Que la comida no le haga una ‘mala jugada’ | El Nuevo Siglo
Martes, 17 de Diciembre de 2013

Diciembre se caracteriza por ser una fecha de celebraciones, encuentros, rumba, y por supuesto de mucha comida. En este mes,  las dietas quedan en el olvido y como dicen las señoras de “pecar” y olvidar las restricciones en harinas y dulces para darle rienda suelta al deleite del paladar. Aunque por todo lo anterior aumentan las Enfermedades Transmitidas por Alimentos (ETAs).

“Diciembre se caracteriza, históricamente, por ser uno de los meses más activos en lo que a reportes de Enfermedades Transmitidas por Alimentos (ETAs) de trata. De acuerdo a las entidades de control en salud pública, esto se debe, principalmente, a descuidos por parte de los consumidores, ya sea en la compra, el manejo y el consumo de los alimentos en esta época del año”, comentó Javier Francisco Rey, docente – investigador de la Universidad de La Salle en el programa de programa de Ingeniería de Alimentos.

La intoxicación está asociada, en su mayoría, con las carnes que son las que más se consumen en esta época del año. También son fuente potencial de contaminación los postres y derivados lácteos, de gran consumo en las mesas colombianas y las bebidas alcohólicas, infaltables en diciembre.
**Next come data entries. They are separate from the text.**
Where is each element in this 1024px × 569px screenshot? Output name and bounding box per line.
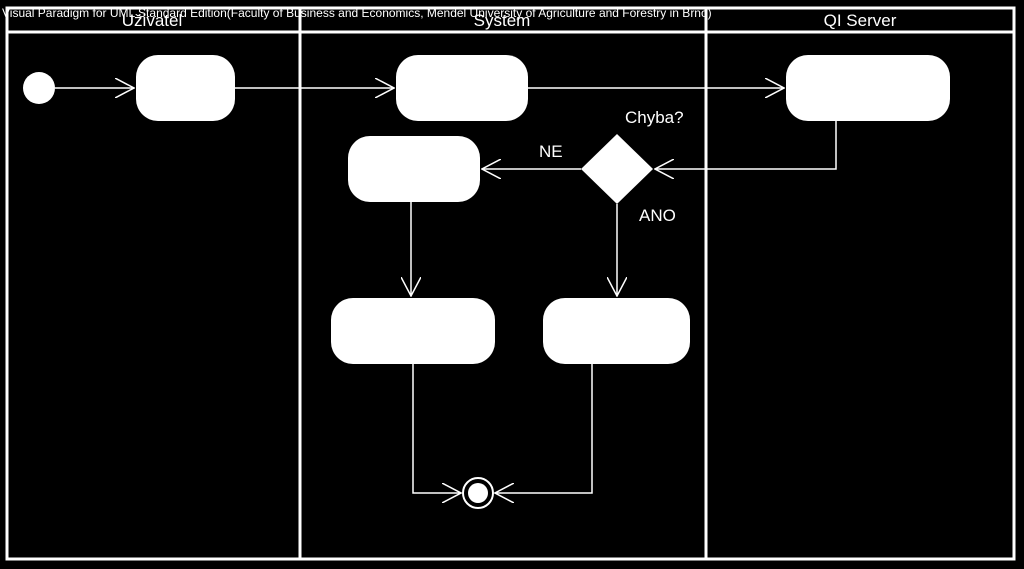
flow-server-to-decision [655, 121, 837, 169]
action-user [136, 55, 235, 121]
action-system-result [331, 298, 495, 364]
swimlane-frame [5, 6, 1016, 561]
decision-no-label: NE [539, 142, 563, 161]
initial-node [23, 72, 55, 104]
decision-question: Chyba? [625, 108, 684, 127]
lane-title-qi-server: QI Server [824, 11, 897, 30]
flow-error-to-final [495, 364, 593, 493]
diagram-border [5, 6, 1016, 561]
action-system-success [348, 136, 480, 202]
decision-node [581, 134, 653, 204]
decision-yes-label: ANO [639, 206, 676, 225]
lane-title-system: System [474, 11, 531, 30]
flow-result-to-final [412, 364, 461, 493]
final-node [462, 477, 494, 509]
action-qi-server [786, 55, 950, 121]
watermark: Visual Paradigm for UML Standard Edition… [2, 6, 712, 20]
action-system-error [543, 298, 690, 364]
lane-title-uzivatel: Uživatel [122, 11, 182, 30]
action-system-request [396, 55, 528, 121]
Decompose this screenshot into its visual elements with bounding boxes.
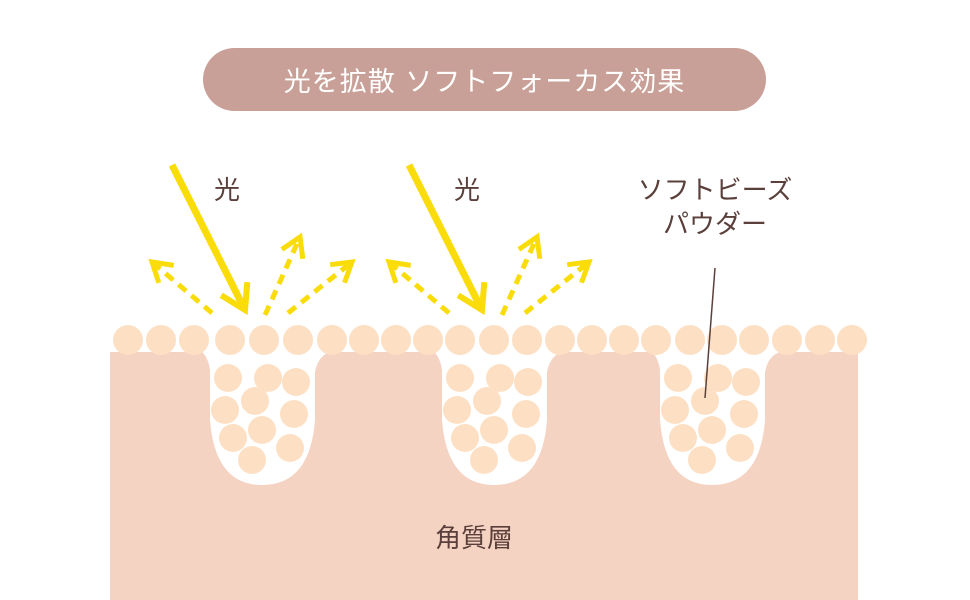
incident-light-arrow xyxy=(405,163,488,316)
bead xyxy=(113,325,143,355)
bead xyxy=(479,325,509,355)
bead xyxy=(704,364,732,392)
bead xyxy=(512,325,542,355)
bead xyxy=(254,364,282,392)
bead xyxy=(241,387,269,415)
bead xyxy=(730,400,758,428)
bead xyxy=(545,325,575,355)
bead xyxy=(514,368,542,396)
powder-pointer-line xyxy=(704,267,716,399)
powder-label-line1: ソフトビーズ xyxy=(637,176,793,206)
bead xyxy=(211,396,239,424)
bead xyxy=(451,424,479,452)
bead xyxy=(609,325,639,355)
stratum-label: 角質層 xyxy=(435,524,514,554)
bead xyxy=(146,325,176,355)
scattered-light-arrow xyxy=(523,259,593,315)
bead xyxy=(732,368,760,396)
bead xyxy=(726,434,754,462)
scattered-light-arrow xyxy=(262,232,306,317)
bead xyxy=(577,325,607,355)
bead xyxy=(238,446,266,474)
bead xyxy=(641,325,671,355)
bead xyxy=(249,325,279,355)
bead xyxy=(381,325,411,355)
bead xyxy=(805,325,835,355)
light-label-1: 光 xyxy=(214,176,241,206)
bead xyxy=(664,364,692,392)
bead xyxy=(215,325,245,355)
bead xyxy=(661,396,689,424)
bead xyxy=(688,446,716,474)
powder-label-line2: パウダー xyxy=(662,210,767,240)
bead xyxy=(280,400,308,428)
bead xyxy=(283,325,313,355)
scattered-light-arrow xyxy=(286,259,356,315)
bead xyxy=(512,400,540,428)
bead xyxy=(473,387,501,415)
scattered-light-arrow xyxy=(499,232,543,317)
title-banner: 光を拡散 ソフトフォーカス効果 xyxy=(203,48,766,111)
bead xyxy=(837,325,867,355)
scattered-light-arrow xyxy=(385,258,451,315)
powder-label: ソフトビーズ パウダー xyxy=(620,174,810,242)
bead xyxy=(413,325,443,355)
bead xyxy=(443,396,471,424)
bead xyxy=(691,387,719,415)
bead xyxy=(214,364,242,392)
bead xyxy=(698,416,726,444)
bead xyxy=(219,424,247,452)
bead xyxy=(276,434,304,462)
bead xyxy=(707,325,737,355)
bead xyxy=(446,364,474,392)
scattered-light-arrow xyxy=(148,258,214,315)
bead xyxy=(317,325,347,355)
bead xyxy=(675,325,705,355)
bead xyxy=(349,325,379,355)
light-label-2: 光 xyxy=(454,176,481,206)
bead xyxy=(508,434,536,462)
bead xyxy=(470,446,498,474)
bead xyxy=(248,416,276,444)
bead xyxy=(445,325,475,355)
bead xyxy=(739,325,769,355)
bead xyxy=(669,424,697,452)
bead xyxy=(486,364,514,392)
bead xyxy=(772,325,802,355)
bead xyxy=(179,325,209,355)
incident-light-arrow xyxy=(168,163,251,316)
bead xyxy=(480,416,508,444)
bead xyxy=(282,368,310,396)
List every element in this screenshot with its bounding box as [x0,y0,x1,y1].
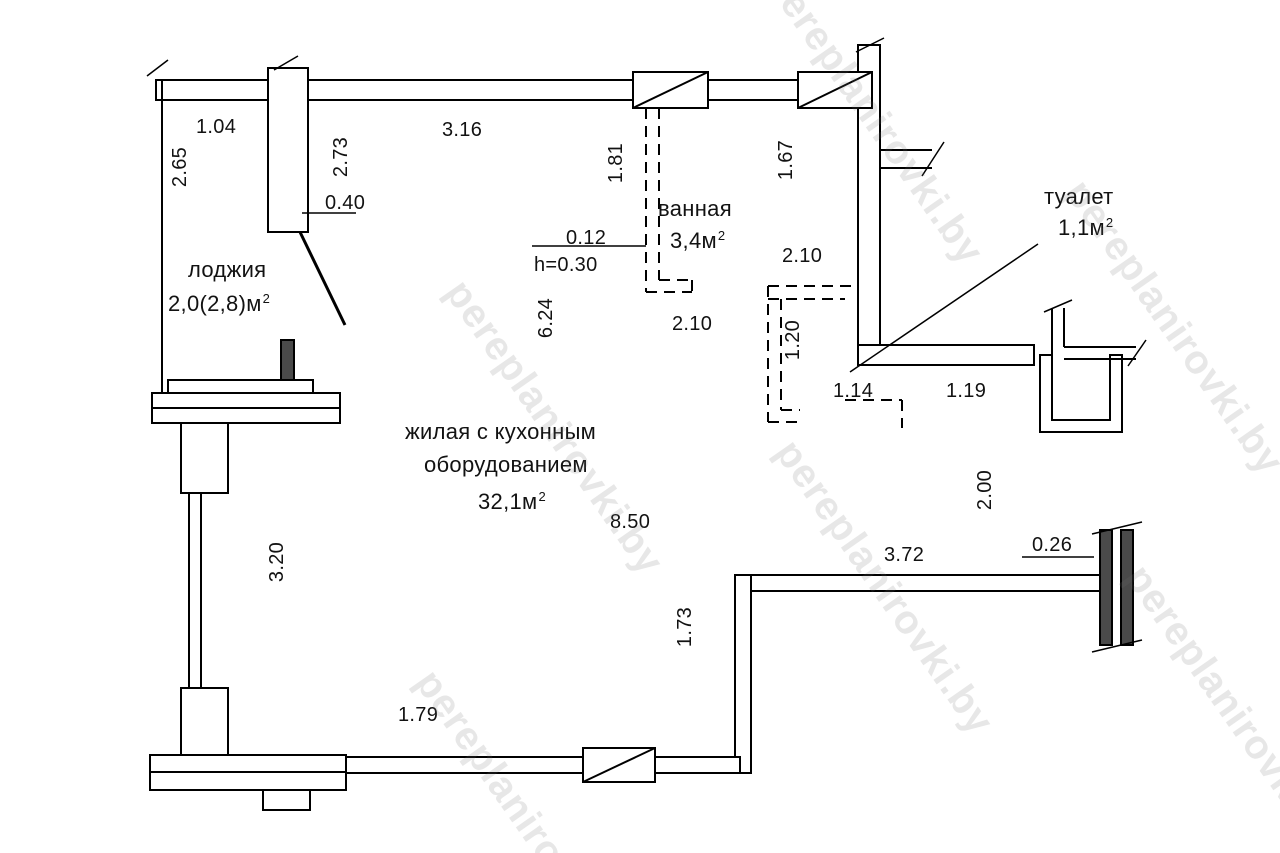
bottom-wall [344,756,741,774]
bottom-slab-1 [149,754,347,773]
room-area-loggia: 2,0(2,8)м2 [168,291,271,316]
bottom-step [262,789,311,811]
right-end-wall-2 [1120,529,1134,646]
dim-toilet-left: 1.20 [782,319,804,361]
dim-bottom-left-wall: 1.79 [398,704,439,726]
dim-bottom-right-wall: 3.72 [884,544,925,566]
dim-sill-height: h=0.30 [534,254,598,276]
dim-right-small: 0.26 [1032,534,1073,556]
room-label-living-2: оборудованием [424,452,588,477]
dim-niche-width: 2.10 [782,245,823,267]
room-label-loggia: лоджия [188,257,267,282]
dim-wall-offset: 0.12 [566,227,607,249]
right-end-wall-1 [1099,529,1113,646]
bottom-slab-2 [149,771,347,791]
post [280,339,295,381]
door-leaf [298,231,347,326]
annotation-lines-layer [146,37,1147,653]
step-wall [734,574,752,774]
dim-toilet-w2: 1.19 [946,380,987,402]
dim-bath-left: 1.81 [605,142,627,184]
room-label-bathroom: ванная [658,196,732,221]
left-wall-block-1 [180,422,229,494]
lower-right-wall [734,574,1106,592]
dim-top-left: 1.04 [196,116,237,138]
dashed-partitions-layer [645,108,903,428]
left-wall-block-2 [180,687,229,756]
room-area-toilet: 1,1м2 [1058,215,1114,240]
dim-hall-right: 1.67 [775,139,797,181]
left-window [188,492,202,689]
toilet-leader-line [849,243,1039,373]
dim-pier-width: 0.40 [325,192,366,214]
dim-shaft-depth: 2.00 [974,469,996,511]
dim-bath-width: 2.10 [672,313,713,335]
plumbing-shaft [1039,354,1123,433]
dim-top-wall: 3.16 [442,119,483,141]
toilet-wall [857,344,1035,366]
top-wall [155,79,879,101]
dim-room-height: 6.24 [535,297,557,339]
dim-pier-height: 2.73 [330,136,352,178]
pier [267,67,309,233]
dim-room-width: 8.50 [610,511,651,533]
room-area-living: 32,1м2 [478,489,546,514]
walls-layer [149,44,1136,811]
room-label-living-1: жилая с кухонным [405,419,597,444]
dim-step-height: 1.73 [674,606,696,648]
dim-toilet-w1: 1.14 [833,380,874,402]
dim-loggia-left: 2.65 [169,146,191,188]
balcony-slab-upper [167,379,314,394]
dim-left-window: 3.20 [266,541,288,583]
room-area-bathroom: 3,4м2 [670,228,726,253]
room-label-toilet: туалет [1044,184,1114,209]
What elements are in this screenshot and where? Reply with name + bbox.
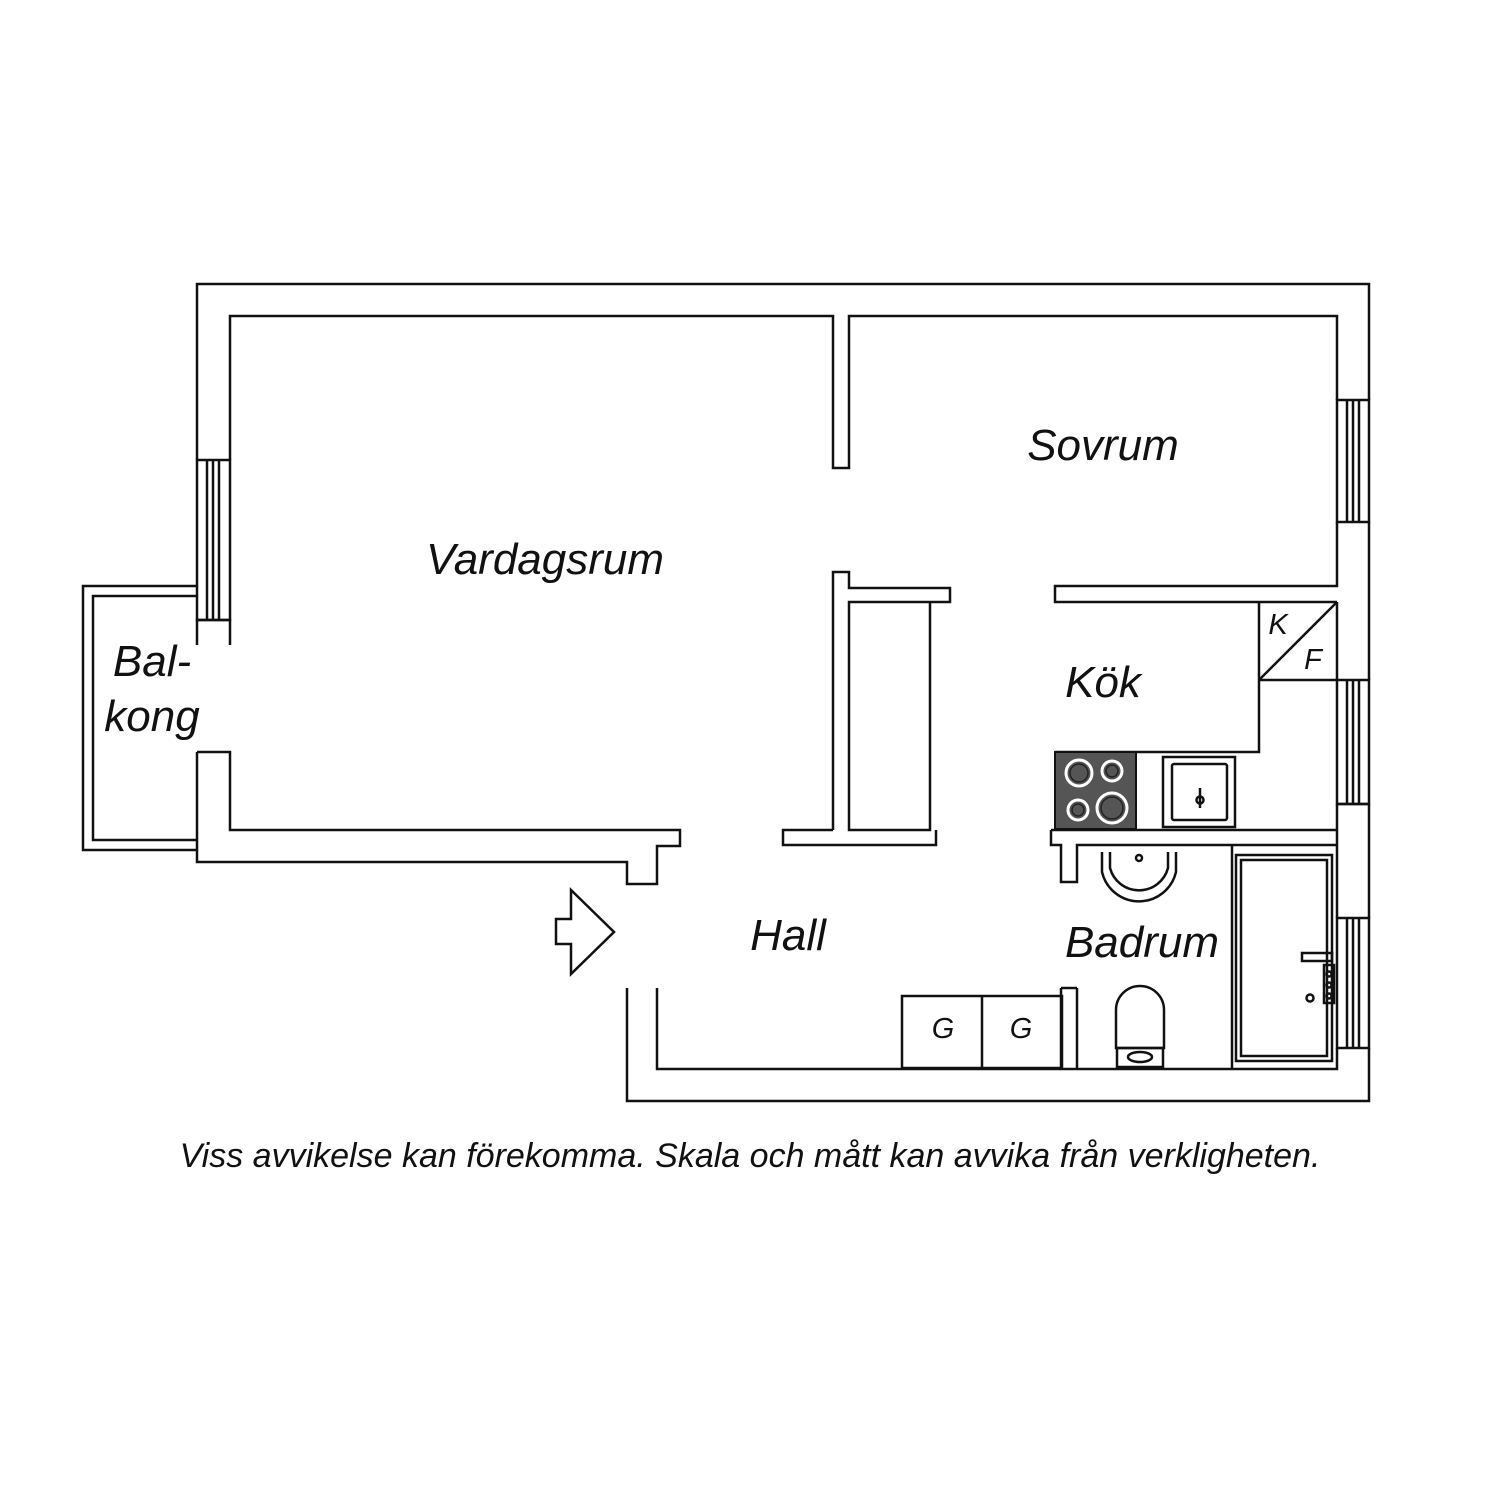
entrance-arrow-icon bbox=[554, 887, 616, 977]
wardrobes bbox=[900, 994, 1064, 1070]
room-label-balkong-line2: kong bbox=[104, 692, 200, 741]
balcony-outline bbox=[81, 584, 197, 852]
fridge-label: K bbox=[1268, 609, 1289, 641]
room-label-badrum: Badrum bbox=[1065, 918, 1219, 967]
stove bbox=[1054, 751, 1137, 830]
room-label-sovrum: Sovrum bbox=[1027, 421, 1179, 470]
fridge-freezer bbox=[1258, 601, 1338, 682]
freezer-label: F bbox=[1304, 644, 1324, 676]
room-label-kok: Kök bbox=[1065, 658, 1143, 707]
wardrobe-label-1: G bbox=[932, 1013, 955, 1045]
windows bbox=[195, 398, 1371, 1050]
room-label-hall: Hall bbox=[750, 911, 827, 960]
disclaimer-text: Viss avvikelse kan förekomma. Skala och … bbox=[179, 1137, 1321, 1175]
wardrobe-label-2: G bbox=[1010, 1013, 1033, 1045]
bathtub bbox=[1234, 853, 1336, 1063]
wash-basin bbox=[1100, 852, 1178, 903]
kitchen-sink bbox=[1161, 755, 1237, 829]
outer-walls bbox=[195, 282, 1371, 1103]
toilet bbox=[1114, 984, 1166, 1069]
room-label-vardagsrum: Vardagsrum bbox=[426, 535, 664, 584]
room-label-balkong-line1: Bal- bbox=[113, 637, 191, 686]
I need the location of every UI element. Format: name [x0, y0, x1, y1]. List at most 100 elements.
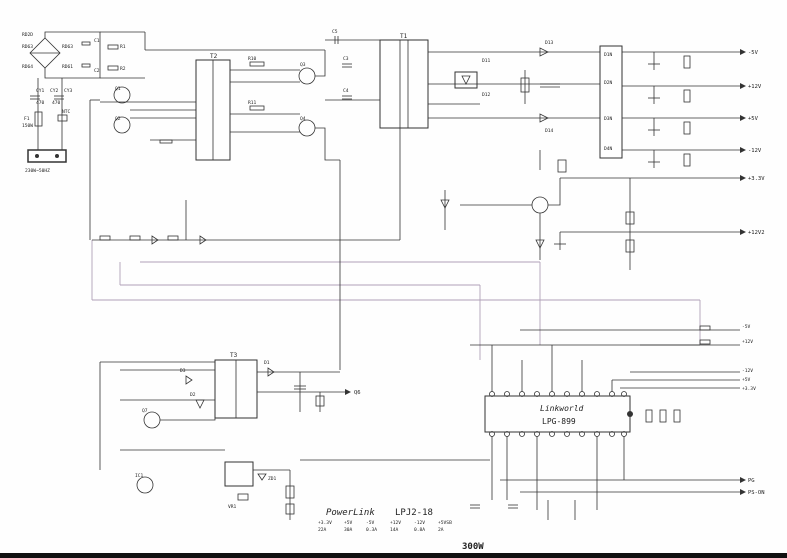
rating-rail-5: -12V: [414, 520, 425, 526]
ic-part: LPG-899: [542, 417, 576, 426]
label-q4: Q4: [300, 116, 306, 122]
label-r11: R11: [248, 100, 257, 106]
output-arrow-1: [740, 49, 746, 55]
bridge-label-2: RD63: [22, 44, 33, 50]
label-t3: T3: [230, 352, 238, 359]
transistor-q4: [298, 119, 316, 137]
label-pg: PG: [748, 478, 755, 484]
label-d2: D2: [190, 392, 196, 398]
label-cy3: CY3: [64, 88, 73, 94]
output-plus3v3: +3.3V: [748, 176, 765, 182]
fuse-f1: [34, 111, 43, 127]
output-plus5v: +5V: [748, 116, 759, 122]
title-model: LPJ2-18: [395, 508, 433, 518]
label-mains-input: 230W~50HZ: [25, 168, 50, 174]
wattage-label: 300W: [462, 542, 484, 552]
inductor-tap-2: D2N: [604, 80, 613, 86]
bridge-label-1: RD2D: [22, 32, 33, 38]
output-plus12v2: +12V2: [748, 230, 765, 236]
label-d14: D14: [545, 128, 554, 134]
label-d1: D1: [264, 360, 270, 366]
bridge-label-5: RD61: [62, 64, 73, 70]
label-cap-b: 470: [52, 100, 61, 106]
label-r2: R2: [120, 66, 126, 72]
label-t2: T2: [210, 53, 218, 60]
label-cy2: CY2: [50, 88, 59, 94]
label-d11: D11: [482, 58, 491, 64]
mains-input-section: RD2D RD63 RD63 RD64 RD61 R1 R2 C1 C2 CY1…: [22, 31, 145, 174]
ic-side-minus12v: -12V: [742, 368, 753, 374]
rating-rail-2: +5V: [344, 520, 353, 526]
label-r1: R1: [120, 44, 126, 50]
label-q2: Q2: [115, 116, 121, 122]
ic-side-plus3v3: +3.3V: [742, 386, 756, 392]
rating-amps-6: 2A: [438, 527, 444, 533]
rating-amps-2: 30A: [344, 527, 353, 533]
output-plus12v: +12V: [748, 84, 762, 90]
label-c4: C4: [343, 88, 349, 94]
label-cy1: CY1: [36, 88, 45, 94]
rating-rail-3: -5V: [366, 520, 375, 526]
output-arrow-5: [740, 175, 746, 181]
output-arrow-2: [740, 83, 746, 89]
label-t1: T1: [400, 33, 408, 40]
output-minus12v: -12V: [748, 148, 762, 154]
signal-wiring: [89, 99, 701, 370]
bottom-border: [0, 553, 787, 558]
bridge-label-4: RD64: [22, 64, 33, 70]
label-d13: D13: [545, 40, 554, 46]
arrow-pson: [740, 489, 746, 495]
output-arrow-3: [740, 115, 746, 121]
rating-amps-5: 0.8A: [414, 527, 425, 533]
transistor-q2: [113, 116, 131, 134]
arrow-5vsb: [345, 389, 351, 395]
rating-amps-1: 22A: [318, 527, 327, 533]
label-d12: D12: [482, 92, 491, 98]
label-r10: R10: [248, 56, 257, 62]
rating-amps-4: 14A: [390, 527, 399, 533]
label-c2: C2: [94, 68, 100, 74]
label-q6: Q7: [142, 408, 148, 414]
output-arrow-4: [740, 147, 746, 153]
inductor-tap-4: D4N: [604, 146, 613, 152]
mains-connector: [27, 149, 67, 163]
transistor-q3: [298, 67, 316, 85]
output-inductor-section: D1N D2N D3N D4N -5V +12V +5V -12V +3.3V …: [560, 45, 765, 236]
bridge-label-3: RD63: [62, 44, 73, 50]
ic-brand: Linkworld: [540, 404, 584, 413]
label-pson: PS-ON: [748, 490, 765, 496]
optocoupler-ic1: [224, 461, 254, 487]
label-c1: C1: [94, 38, 100, 44]
rating-rail-4: +12V: [390, 520, 401, 526]
standby-section: T3 Q6 D1 Q7 IC1 D2 D3 ZD1 VR: [99, 352, 361, 520]
feedback-section: [440, 150, 635, 270]
inductor-tap-1: D1N: [604, 52, 613, 58]
label-q7: IC1: [135, 473, 144, 479]
label-q1: Q1: [115, 86, 121, 92]
label-ntc: NTC: [62, 109, 71, 115]
label-fuse: F1: [24, 116, 30, 122]
main-transformer-section: T1 D11 D12 D13 D14: [379, 33, 600, 134]
inductor-tap-3: D3N: [604, 116, 613, 122]
transistor-q1: [113, 86, 131, 104]
rating-rail-1: +3.3V: [318, 520, 332, 526]
label-zd1: ZD1: [268, 476, 277, 482]
label-c3: C3: [343, 56, 349, 62]
title-block: PowerLink LPJ2-18 +3.3V 22A +5V 30A -5V …: [318, 508, 484, 552]
transformer-t1: [379, 39, 429, 129]
label-vr1: VR1: [228, 504, 237, 510]
label-fuse-rating: 150W: [22, 123, 33, 129]
transistor-q6: [143, 411, 161, 429]
label-d3: D3: [180, 368, 186, 374]
label-q3: Q3: [300, 62, 306, 68]
arrow-pg: [740, 477, 746, 483]
label-5vsb: Q6: [354, 390, 361, 396]
label-cap-a: 470: [36, 100, 45, 106]
supervisor-ic: [484, 395, 631, 433]
title-brand: PowerLink: [326, 508, 375, 518]
ratings-table: +3.3V 22A +5V 30A -5V 0.3A +12V 14A -12V…: [318, 520, 452, 533]
ntc-thermistor: [57, 114, 68, 122]
rating-amps-3: 0.3A: [366, 527, 377, 533]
Aunque para evitar una mala experiencia decembrina, Rey ofrece las siguientes recomendaciones:

1.      Compre en lugares de confianza: adquiera sus alimentos y bebidas en sitios autorizados. Recuerde que lo barato sale caro. No olvide verificar  estado del envase, fechas de vencimiento, y no sobra una mirada atenta a las  condiciones sanitarias mínimas para el expendio de alimentos.  Revise que este sea legal y que sus productos cumplan con los mínimos parámetros de calidad.

2.      Verifique características físicas: Tenga en cuenta el aspecto físico y sensorial de los alimentos adquiridos, por ejemplo no compre, ni consuma carnes a las cuales les sienta un olor rancio o les vea un color extraño.

 

3.      Verifique refrigeración: recuerde que romper la cadena de frio en los derivados cárnicos es el principal factor para la contaminación de los mismos. En algunos lugares aunque el producto está en un frigorífico, este está desconectado porque los dueños buscan ahorro de electricidad. Lo mismo ocurre con los postres.

 

4.      Cuidado con lo que sobra: Trate de no conservar por largos periodos  productos que ya ha llevado a la boca, ya que la saliva es uno de los principales factores para que los alimentos se descompongan.

 

5.      Revise envases:Para productos empacados al vacío, asegúrese que este envase este sin rasgaduras o agujeros, lo mismo que en los productos enlatados, procure no adquirir aquellos en los que las latas se encuentren golpeadas o maltratadas.

 

 

6.      El sello en las bebidas alcohólicas: no consuma aquellas que no tengan el sello de seguridad en la tapa, que presenten coloraciones extrañas, suciedad, o un olor fuerte a alcohol fuera del normal.

 

7.      Use alimentos de calidad:Prepare sus cenas y postres con materias primas de calidad, si algún alimento le genera sospecha (olores fétidos, sabores diferentes, entre otras), trate de no utilizarlos.

 

Recuerde que la seguridad alimentaria de su familia depende de la manipulación que usted realice. Sea cuidadoso para que todos disfruten de esta época sin contratiempos.